Sojourn to the Past, established in the Youngstown City Schools in 2007, assembles a group of responsible high school students who take part in a 10-day journey through some of the most noble and ignoble battlegrounds and victory fields of the civil-rights movement in the American South. There they get living lessons from veterans of the struggle on justice, nonviolence, civic responsibility, hope, compassion and tolerance. They then incorporate those lessons into their daily lives as leaders for social justice and nonviolence in their schools and community.

Sojourn’s work and goals intimately parallel those of Dr. King, the civil-rights leader for whom all Americans should pause to remember and honor today.

Dr. King, after all, stands out as a champion for peaceful change. He once proclaimed, “Nonviolence is a powerful and just weapon. It is a weapon unique in history, which cuts without wounding and ennobles the man who wields it.”

Sojourn has grasped firmly onto that weapon as a primary tool to achieve progressive change. In its workshops, rallies, parades, educational campaigns and political drives, it hammers home the necessity to resolve disputes peacefully.

Dr. King also relied heavily on youth talent and energy to accomplish his lofty goals. Perhaps most notably, thousands of elementary and high-school students responded to King’s appeal in 1963 to stand up for justice in a march through Birmingham. There they withstood peacefully the pain of seething attack dogs and gushing fire hoses to validate and reinforce their public-spirited principles.

Five decades later, our Valley’s Sojourners have responded to the enduring clarion call of Dr. King by taking the helm of a variety of positive nonviolence-focused campaigns aimed at producing change by working responsibly within the system – despite the odds.

ACCOMPLISHMENTS ABOUND

Just as Dr. King contributed to the architecture of the landmark civil-rights acts of the 1960s, Sojourn students have helped to craft legislation on state and local levels to implement a week focused on promoting nonviolent means to resolve differences. Their efforts led to proclamations by the city school board, city council and even the state Legislature. They culminated on July 11, 2013, when Gov. John Kasich signed into law the designation of the first full week in October each year as “Nonviolence Week in Ohio.”

That campaign also has stretched to Capitol Hill, where U.S. Rep. John Lewis, D-Ga., himself a veteran of some of the most vicious civil-rights struggles in our history, has worked to establish a designation of Nonviolence Week across the country. Unfortunately, Lewis’ resolution, which includes many praiseworthy references to Youngstown’s Sojourn program and to Wells, has languished and died in committee, most recently in the 2014 session of the do-nothing Congress of recent years.
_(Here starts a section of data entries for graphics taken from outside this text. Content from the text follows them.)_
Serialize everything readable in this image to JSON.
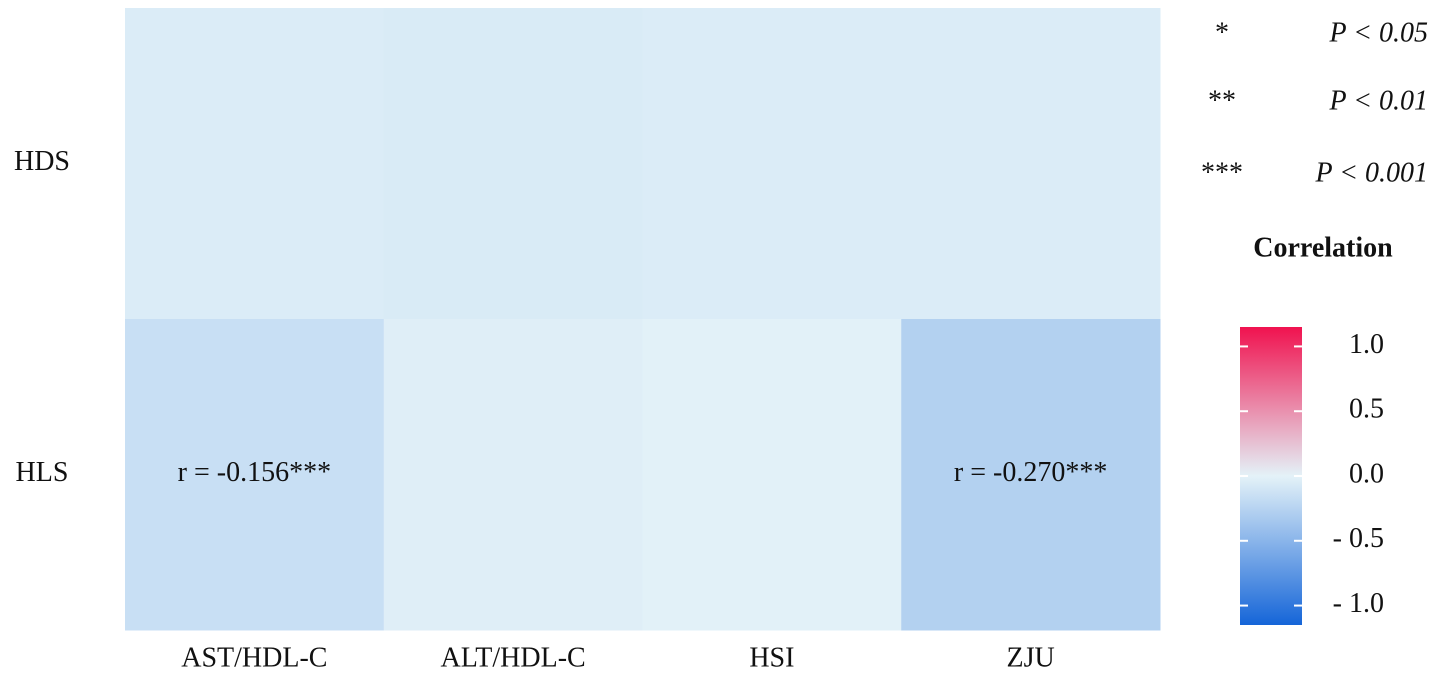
{
  "chart_data": {
    "type": "heatmap",
    "rows": [
      "HDS",
      "HLS"
    ],
    "columns": [
      "AST/HDL-C",
      "ALT/HDL-C",
      "HSI",
      "ZJU"
    ],
    "values": [
      [
        -0.05,
        -0.06,
        -0.05,
        -0.05
      ],
      [
        -0.156,
        -0.03,
        -0.01,
        -0.27
      ]
    ],
    "value_labels": [
      [
        null,
        null,
        null,
        null
      ],
      [
        "r = -0.156***",
        null,
        null,
        "r = -0.270***"
      ]
    ],
    "significance_legend": [
      {
        "symbol": "*",
        "label": "P < 0.05"
      },
      {
        "symbol": "**",
        "label": "P < 0.01"
      },
      {
        "symbol": "***",
        "label": "P < 0.001"
      }
    ],
    "colorbar": {
      "title": "Correlation",
      "lim": [
        -1.15,
        1.15
      ],
      "colors": [
        "#1565d8",
        "#e4f2f8",
        "#f0124f"
      ],
      "ticks": [
        {
          "value": 1,
          "label": "1.0"
        },
        {
          "value": 0.5,
          "label": "0.5"
        },
        {
          "value": 0,
          "label": "0.0"
        },
        {
          "value": -0.5,
          "label": "- 0.5"
        },
        {
          "value": -1,
          "label": "- 1.0"
        }
      ]
    }
  }
}
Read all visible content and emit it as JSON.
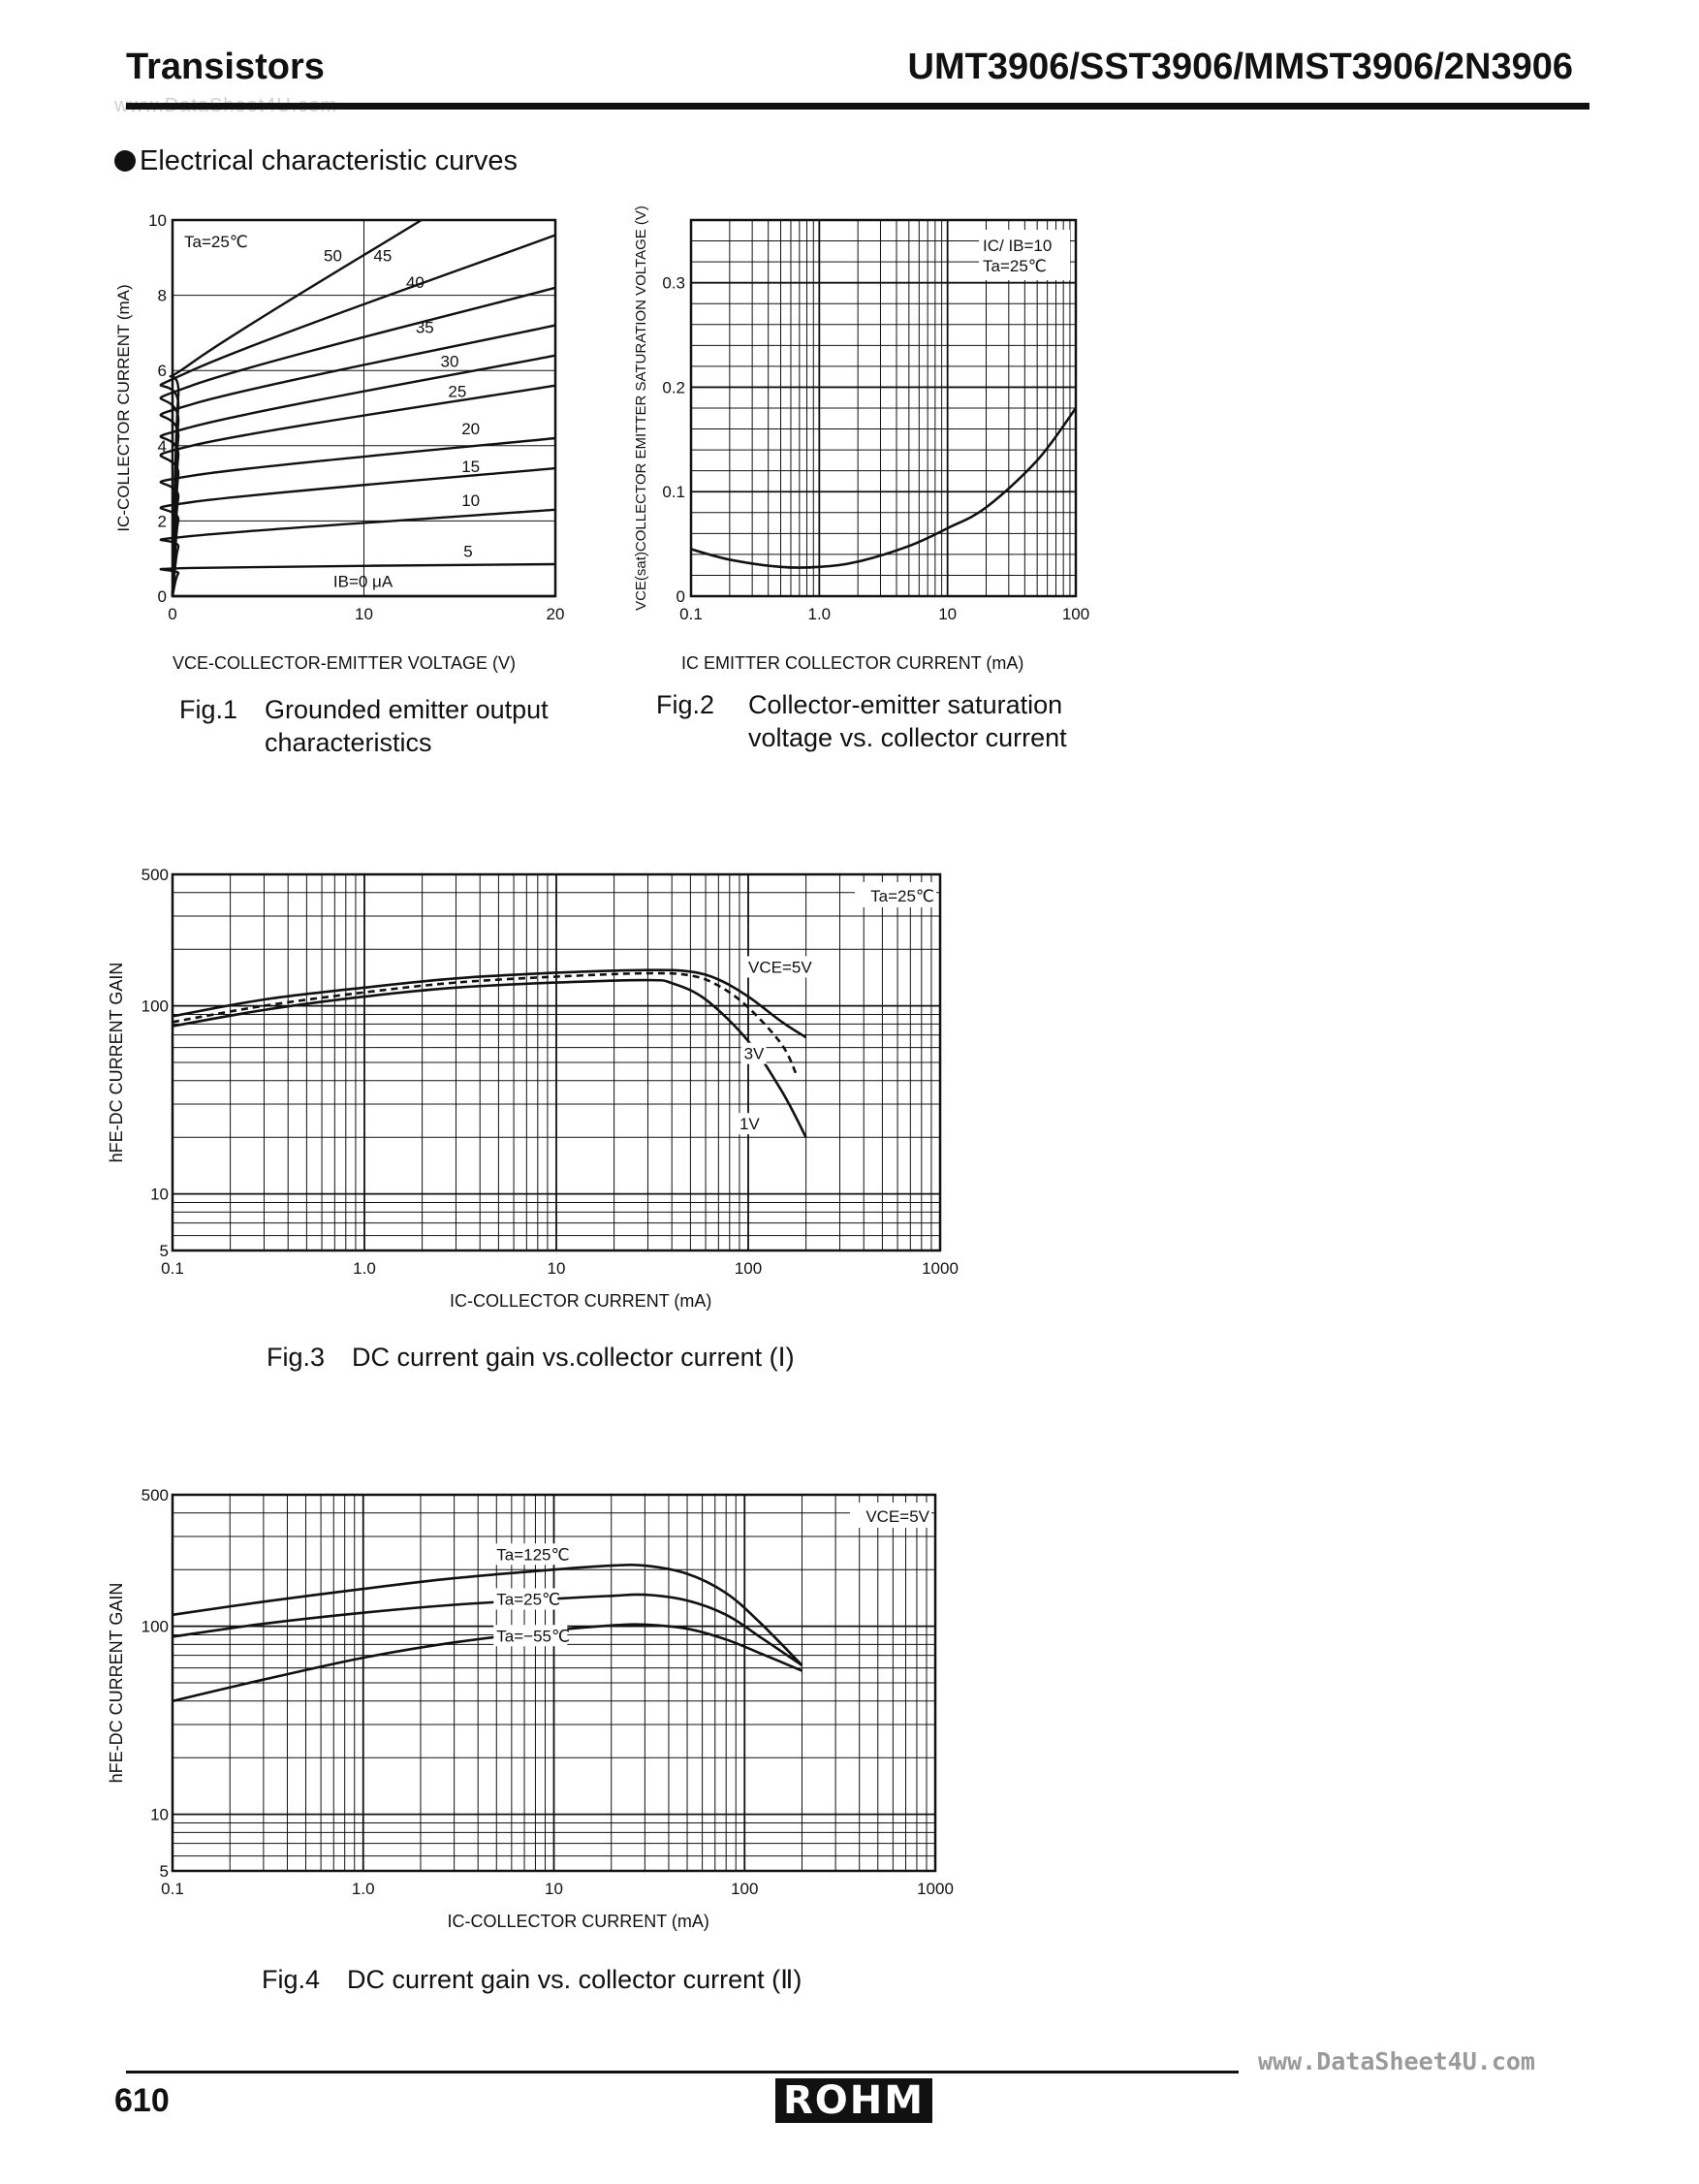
{
  "header": {
    "left_title": "Transistors",
    "right_title": "UMT3906/SST3906/MMST3906/2N3906",
    "watermark": "www.DataSheet4U.com"
  },
  "section_title": "Electrical characteristic curves",
  "footer": {
    "page_number": "610",
    "url": "www.DataSheet4U.com",
    "logo": "ROHM"
  },
  "chart_data": [
    {
      "id": "fig1",
      "type": "line",
      "caption_number": "Fig.1",
      "caption_line1": "Grounded emitter output",
      "caption_line2": "characteristics",
      "xlabel": "VCE-COLLECTOR-EMITTER VOLTAGE (V)",
      "ylabel": "IC-COLLECTOR CURRENT (mA)",
      "condition": "Ta=25℃",
      "xlim": [
        0,
        20
      ],
      "ylim": [
        0,
        10
      ],
      "x_ticks": [
        "0",
        "10",
        "20"
      ],
      "y_ticks": [
        "0",
        "2",
        "4",
        "6",
        "8",
        "10"
      ],
      "series": [
        {
          "name": "0",
          "label": "IB=0 μA",
          "points": [
            [
              0,
              0
            ],
            [
              20,
              0
            ]
          ]
        },
        {
          "name": "5",
          "label": "5",
          "points": [
            [
              0,
              0
            ],
            [
              0.3,
              0.6
            ],
            [
              1,
              0.75
            ],
            [
              20,
              0.85
            ]
          ]
        },
        {
          "name": "10",
          "label": "10",
          "points": [
            [
              0,
              0
            ],
            [
              0.3,
              1.3
            ],
            [
              1,
              1.6
            ],
            [
              20,
              2.3
            ]
          ]
        },
        {
          "name": "15",
          "label": "15",
          "points": [
            [
              0,
              0
            ],
            [
              0.3,
              2.0
            ],
            [
              1,
              2.5
            ],
            [
              20,
              3.4
            ]
          ]
        },
        {
          "name": "20",
          "label": "20",
          "points": [
            [
              0,
              0
            ],
            [
              0.3,
              2.6
            ],
            [
              1,
              3.2
            ],
            [
              20,
              4.2
            ]
          ]
        },
        {
          "name": "25",
          "label": "25",
          "points": [
            [
              0,
              0
            ],
            [
              0.3,
              3.2
            ],
            [
              1,
              4.0
            ],
            [
              20,
              5.6
            ]
          ]
        },
        {
          "name": "30",
          "label": "30",
          "points": [
            [
              0,
              0
            ],
            [
              0.3,
              3.7
            ],
            [
              1,
              4.5
            ],
            [
              20,
              6.4
            ]
          ]
        },
        {
          "name": "35",
          "label": "35",
          "points": [
            [
              0,
              0
            ],
            [
              0.3,
              4.2
            ],
            [
              1,
              5.1
            ],
            [
              20,
              7.2
            ]
          ]
        },
        {
          "name": "40",
          "label": "40",
          "points": [
            [
              0,
              0
            ],
            [
              0.3,
              4.6
            ],
            [
              1,
              5.6
            ],
            [
              20,
              8.2
            ]
          ]
        },
        {
          "name": "45",
          "label": "45",
          "points": [
            [
              0,
              0
            ],
            [
              0.3,
              5.0
            ],
            [
              1,
              6.0
            ],
            [
              20,
              9.6
            ]
          ]
        },
        {
          "name": "50",
          "label": "50",
          "points": [
            [
              0,
              0
            ],
            [
              0.3,
              5.3
            ],
            [
              1,
              6.2
            ],
            [
              13,
              10
            ]
          ]
        }
      ]
    },
    {
      "id": "fig2",
      "type": "line",
      "caption_number": "Fig.2",
      "caption_line1": "Collector-emitter saturation",
      "caption_line2": "voltage vs. collector current",
      "xlabel": "IC EMITTER COLLECTOR CURRENT (mA)",
      "ylabel": "VCE(sat)COLLECTOR EMITTER SATURATION VOLTAGE (V)",
      "condition1": "IC/ IB=10",
      "condition2": "Ta=25℃",
      "xscale": "log",
      "xlim": [
        0.1,
        100
      ],
      "ylim": [
        0,
        0.36
      ],
      "x_ticks": [
        "0.1",
        "1.0",
        "10",
        "100"
      ],
      "y_ticks": [
        "0",
        "0.1",
        "0.2",
        "0.3"
      ],
      "series": [
        {
          "name": "VCE(sat)",
          "points": [
            [
              0.1,
              0.045
            ],
            [
              0.2,
              0.035
            ],
            [
              0.5,
              0.028
            ],
            [
              1,
              0.028
            ],
            [
              2,
              0.033
            ],
            [
              5,
              0.048
            ],
            [
              10,
              0.065
            ],
            [
              20,
              0.085
            ],
            [
              50,
              0.13
            ],
            [
              100,
              0.18
            ]
          ]
        }
      ]
    },
    {
      "id": "fig3",
      "type": "line",
      "caption_number": "Fig.3",
      "caption_line1": "DC current gain vs.collector current (Ⅰ)",
      "xlabel": "IC-COLLECTOR CURRENT (mA)",
      "ylabel": "hFE-DC CURRENT GAIN",
      "condition": "Ta=25℃",
      "xscale": "log",
      "yscale": "log",
      "xlim": [
        0.1,
        1000
      ],
      "ylim": [
        5,
        500
      ],
      "x_ticks": [
        "0.1",
        "1.0",
        "10",
        "100",
        "1000"
      ],
      "y_ticks": [
        "5",
        "10",
        "100",
        "500"
      ],
      "series": [
        {
          "name": "VCE=5V",
          "label": "VCE=5V",
          "dashed": false,
          "points": [
            [
              0.1,
              88
            ],
            [
              0.3,
              108
            ],
            [
              1,
              125
            ],
            [
              3,
              140
            ],
            [
              10,
              150
            ],
            [
              30,
              155
            ],
            [
              50,
              152
            ],
            [
              70,
              138
            ],
            [
              100,
              112
            ],
            [
              150,
              82
            ],
            [
              200,
              68
            ]
          ]
        },
        {
          "name": "3V",
          "label": "3V",
          "dashed": true,
          "points": [
            [
              0.1,
              82
            ],
            [
              0.3,
              100
            ],
            [
              1,
              118
            ],
            [
              3,
              133
            ],
            [
              10,
              143
            ],
            [
              30,
              149
            ],
            [
              50,
              145
            ],
            [
              70,
              128
            ],
            [
              100,
              98
            ],
            [
              150,
              62
            ],
            [
              180,
              42
            ]
          ]
        },
        {
          "name": "1V",
          "label": "1V",
          "dashed": false,
          "points": [
            [
              0.1,
              78
            ],
            [
              0.3,
              95
            ],
            [
              1,
              112
            ],
            [
              3,
              125
            ],
            [
              10,
              133
            ],
            [
              30,
              137
            ],
            [
              40,
              132
            ],
            [
              60,
              108
            ],
            [
              100,
              65
            ],
            [
              150,
              35
            ],
            [
              200,
              20
            ]
          ]
        }
      ]
    },
    {
      "id": "fig4",
      "type": "line",
      "caption_number": "Fig.4",
      "caption_line1": "DC current gain vs. collector current (Ⅱ)",
      "xlabel": "IC-COLLECTOR CURRENT (mA)",
      "ylabel": "hFE-DC CURRENT GAIN",
      "condition": "VCE=5V",
      "xscale": "log",
      "yscale": "log",
      "xlim": [
        0.1,
        1000
      ],
      "ylim": [
        5,
        500
      ],
      "x_ticks": [
        "0.1",
        "1.0",
        "10",
        "100",
        "1000"
      ],
      "y_ticks": [
        "5",
        "10",
        "100",
        "500"
      ],
      "series": [
        {
          "name": "Ta=125℃",
          "label": "Ta=125℃",
          "points": [
            [
              0.1,
              115
            ],
            [
              0.3,
              135
            ],
            [
              1,
              158
            ],
            [
              3,
              180
            ],
            [
              10,
              200
            ],
            [
              20,
              210
            ],
            [
              30,
              210
            ],
            [
              50,
              190
            ],
            [
              80,
              150
            ],
            [
              120,
              105
            ],
            [
              200,
              62
            ]
          ]
        },
        {
          "name": "Ta=25℃",
          "label": "Ta=25℃",
          "points": [
            [
              0.1,
              88
            ],
            [
              0.3,
              103
            ],
            [
              1,
              118
            ],
            [
              3,
              130
            ],
            [
              10,
              140
            ],
            [
              20,
              145
            ],
            [
              30,
              147
            ],
            [
              50,
              137
            ],
            [
              80,
              115
            ],
            [
              120,
              88
            ],
            [
              200,
              62
            ]
          ]
        },
        {
          "name": "Ta=-55℃",
          "label": "Ta=−55℃",
          "points": [
            [
              0.1,
              40
            ],
            [
              0.3,
              52
            ],
            [
              1,
              68
            ],
            [
              3,
              82
            ],
            [
              10,
              95
            ],
            [
              20,
              101
            ],
            [
              30,
              102
            ],
            [
              50,
              97
            ],
            [
              80,
              85
            ],
            [
              120,
              72
            ],
            [
              200,
              58
            ]
          ]
        }
      ]
    }
  ]
}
We’re certain our Youngstown Sojourners will not give up that worthwhile objective without a continued fight. Toward that end, we urge Rep. Lewis to reintroduce the resolution and for members of the Valley and Ohio delegations to assist the local students in their lobbying campaign for its passage.

Not only would that serve as a lasting tribute to the local Sojourn group, it also would prolong through the ages the awe-inspiring dream of the esteemed civil- rights leader whose accomplishments and legacy of nonviolence we hail today.